Hi How can I tune this spl command?
this spl execute daily, and return something like this:
servername send receive customer ID status
Customer4 2021-21-11 12:12:39 2021-21-11 12:15:03 CUS.AaBB-APP1-12345_CUS 10 144.772000
Customer3 2021-21-11 12:09:58 2021-21-11 12:12:03 CUS.AaBB-APP1-98765_CUS 20 125.616000
here is statics belong this query:
events 72,070,802 (11/21/21 12:00:00.000 AM to 11/22/21 12:00:00.000 AM)
Size 2.09 GB
Statistics (248,138)
it take huge time to return result is there any way to tune query or any trick that return this result faster?
FYI: I try to use summer index but still take long time to return result.
Here is my query:
index="myindex" source="/data/product/*/customer*" (date_hour>=1 AND (date_hour<23 OR (date_hour=23 date_minute<30))) "Packet Processed" OR "Normal Packet Received"
| rex field=source "\/data\/(?<product>\w+)\/(?<date>\d+)\/(?<servername>\w+)"
| rex ID\[(?<ID>\d+)
| rex "^(?<timestamp>.{23}) INFO (?<customer>.*) \[AppServiceName\] (?<status>.*): M\[(?<Acode>.*)\] T\[(?<Bcode>\d+)\]"
| rex field=customer "_(?<customer2>.*)"
| eval customer2=coalesce(customer2,customer), customer=if(customer=customer2,null(),customer)
| eval sendTime=if(status="Packet Processed",strptime(timestamp,"%Y-%m-%d %H:%M:%S,%3Q"),null()), receiveTime=if(status="Normal Packet Received",strptime(timestamp,"%Y-%m-%d %H:%M:%S,%3Q"),null())
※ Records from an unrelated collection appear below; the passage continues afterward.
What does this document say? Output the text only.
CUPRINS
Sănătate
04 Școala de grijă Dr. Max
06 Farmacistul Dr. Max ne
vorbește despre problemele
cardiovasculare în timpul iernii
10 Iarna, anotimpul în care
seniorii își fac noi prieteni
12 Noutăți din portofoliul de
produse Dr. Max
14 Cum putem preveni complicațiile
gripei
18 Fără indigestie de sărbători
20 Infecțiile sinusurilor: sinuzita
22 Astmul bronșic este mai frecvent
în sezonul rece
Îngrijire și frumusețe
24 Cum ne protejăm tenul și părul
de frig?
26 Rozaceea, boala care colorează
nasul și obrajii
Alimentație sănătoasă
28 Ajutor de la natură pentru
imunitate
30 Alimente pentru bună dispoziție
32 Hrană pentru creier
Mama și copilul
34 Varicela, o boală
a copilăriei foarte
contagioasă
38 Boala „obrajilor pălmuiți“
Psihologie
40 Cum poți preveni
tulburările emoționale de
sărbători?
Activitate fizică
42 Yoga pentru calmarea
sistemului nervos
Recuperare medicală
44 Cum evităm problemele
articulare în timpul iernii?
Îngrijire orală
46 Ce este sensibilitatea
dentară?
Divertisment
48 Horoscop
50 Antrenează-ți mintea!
| eval AcodeSend=if(status="Packet Processed",Acode,null()),BcodeSend=if(status="Packet Processed",Bcode,null()),AcodeReceive=if(status="Normal Packet Received",Acode,null()),BcodeReceive=if(status="Normal Packet Received",Bcode,null())
| eval AcodeReceiveLookFor=AcodeSend+10,acr=coalesce(AcodeReceive,AcodeReceiveLookFor)
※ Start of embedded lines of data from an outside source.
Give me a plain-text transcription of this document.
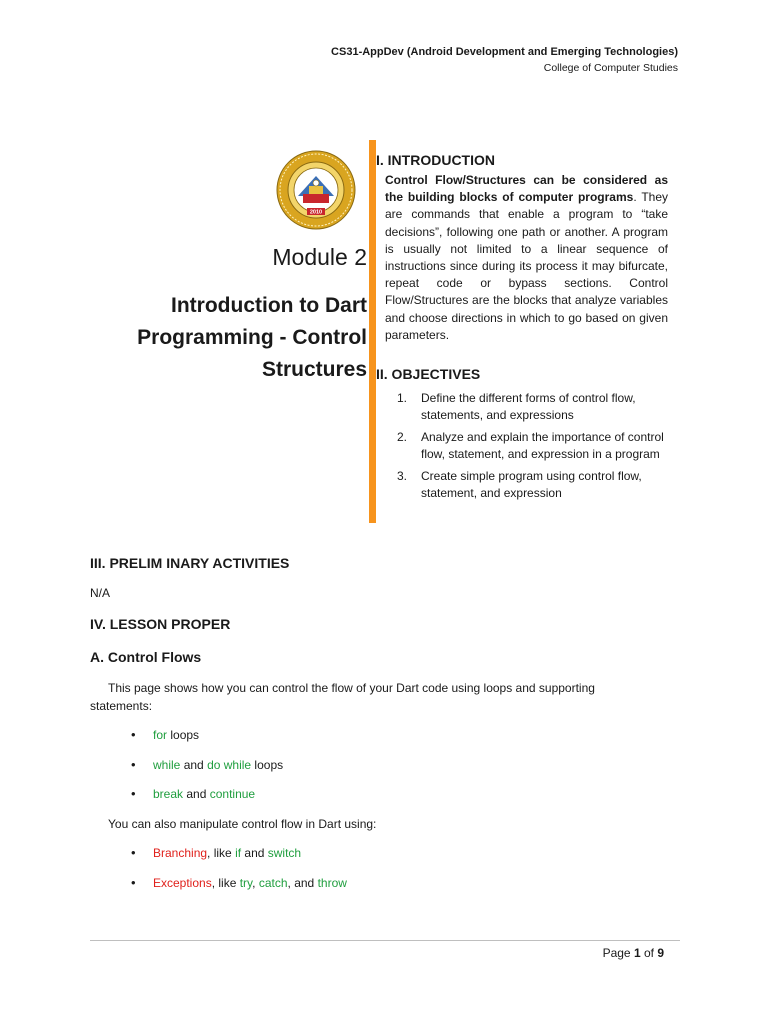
CS31-AppDev (Android Development and Emerging Technologies)
College of Computer Studies
2010
Module 2
Introduction to Dart
Programming - Control
Structures
I. INTRODUCTION
Control Flow/Structures can be considered as the building blocks of computer programs. They are commands that enable a program to “take decisions”, following one path or another. A program is usually not limited to a linear sequence of instructions since during its process it may bifurcate, repeat code or bypass sections. Control Flow/Structures are the blocks that analyze variables and choose directions in which to go based on given parameters.
II. OBJECTIVES
1. Define the different forms of control flow, statements, and expressions
2. Analyze and explain the importance of control flow, statement, and expression in a program
3. Create simple program using control flow, statement, and expression
III. PRELIM INARY ACTIVITIES
N/A
IV. LESSON PROPER
A. Control Flows
This page shows how you can control the flow of your Dart code using loops and supporting statements:
• for loops
• while and do while loops
• break and continue
You can also manipulate control flow in Dart using:
• Branching, like if and switch
• Exceptions, like try, catch, and throw
Page 1 of 9
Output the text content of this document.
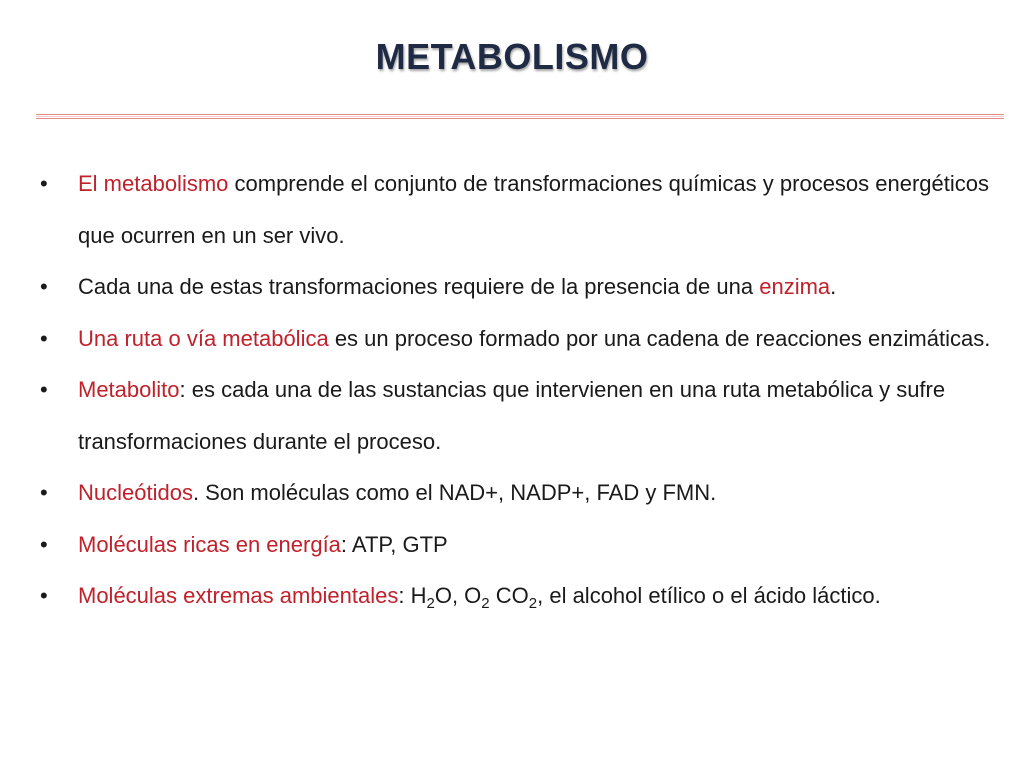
METABOLISMO
•	El metabolismo comprende el conjunto de transformaciones químicas y procesos energéticos que ocurren en un ser vivo.
•	Cada una de estas transformaciones requiere de la presencia de una enzima.
•	Una ruta o vía metabólica es un proceso formado por una cadena de reacciones enzimáticas.
•	Metabolito: es cada una de las sustancias que intervienen en una ruta metabólica y sufre transformaciones durante el proceso.
•	Nucleótidos. Son moléculas como el NAD+, NADP+, FAD y FMN.
•	Moléculas ricas en energía: ATP, GTP
•	Moléculas extremas ambientales: $H_2O$, $O_2$ $CO_2$, el alcohol etílico o el ácido láctico.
| fields - Acode _time timestamp status AcodeReceiveLookFor
| stats values(*) as *,count by customer2,acr,Bcode
| eval duration=receiveTime-sendTime , customer=coalesce(customer,customer2)
| eval status=case(isnull(AcodeSend),"No Send",isnull(AcodeReceive),"No receive")
| eventstats max(duration) as duration by customer2
| where count=2 OR (status="No receive" AND isnull(duration))
| eval status=coalesce(status,duration)
| search NOT status="No receive"
| search NOT status="No Send"
| search status>2
| eval send=strftime(sendTime, "%Y-%d-%m %H:%M:%S") | eval receive=strftime(receiveTime, "%Y-%d-%m %H:%M:%S")
| table servername send receive customer ID status
Any idea?
Thanks
The first rex statement is redundant - you don't use the fields.
You are setting status to "No receive" or "No Send". Then you are testing those string values later on and then you exclude those from results with the search filter. Why not set these to some negative numeric - I assume you will not get negative durations, so then
| eval status=case(isnull(AcodeSend),-999,isnull(AcodeReceive),-998)
| eventstats max(duration) as duration by customer2
| where count=2 OR (status=-998 AND isnull(duration))
| eval status=coalesce(status,duration)
| search status>2
However, I'm a little unsure of your where statement, which allows "No receive" case to pass through, then you search for NOT status="No receive" to remove it. Am I missing something?
It's worth looking at the job inspector to help understand where the time is spent. I suspect it might be useful to convert the initial status to a type, so that you do not have to do those 'if (status="blablabla") comparisons 6 times for every event. 3 will match quickly, but 3 will not, so instead do
| eval type=case(status="Packet Processed", 1,
status="Normal Packet Received", 2)
and then use type instead of status for the other tests. The string length for received events is 22 characters, * 3 * 72,000,000 events, so it will only satisfy the match when fully matched.
AcodeReceiveLookFor variable is not necessary - just use the AcodeSend+10 value in the coalesce directly
It looks like you are effectively running a report on the previous day, so schedule a search sometime between 23:30 and 01:00 the following day and save the results as a saved search, then you just need to ref(erence) the saved report.
Other things you might try are, having evaluated status and set sendTime and receiveTime appropriately, it might be slightly quicker to evaluate whether these are null or not instead of doing the same string compare again.
Also, has _time already been set correctly when the event was indexed? If so, you might not need to extract timestamp and parse it again.
Why extract product date and servername if you are not using them?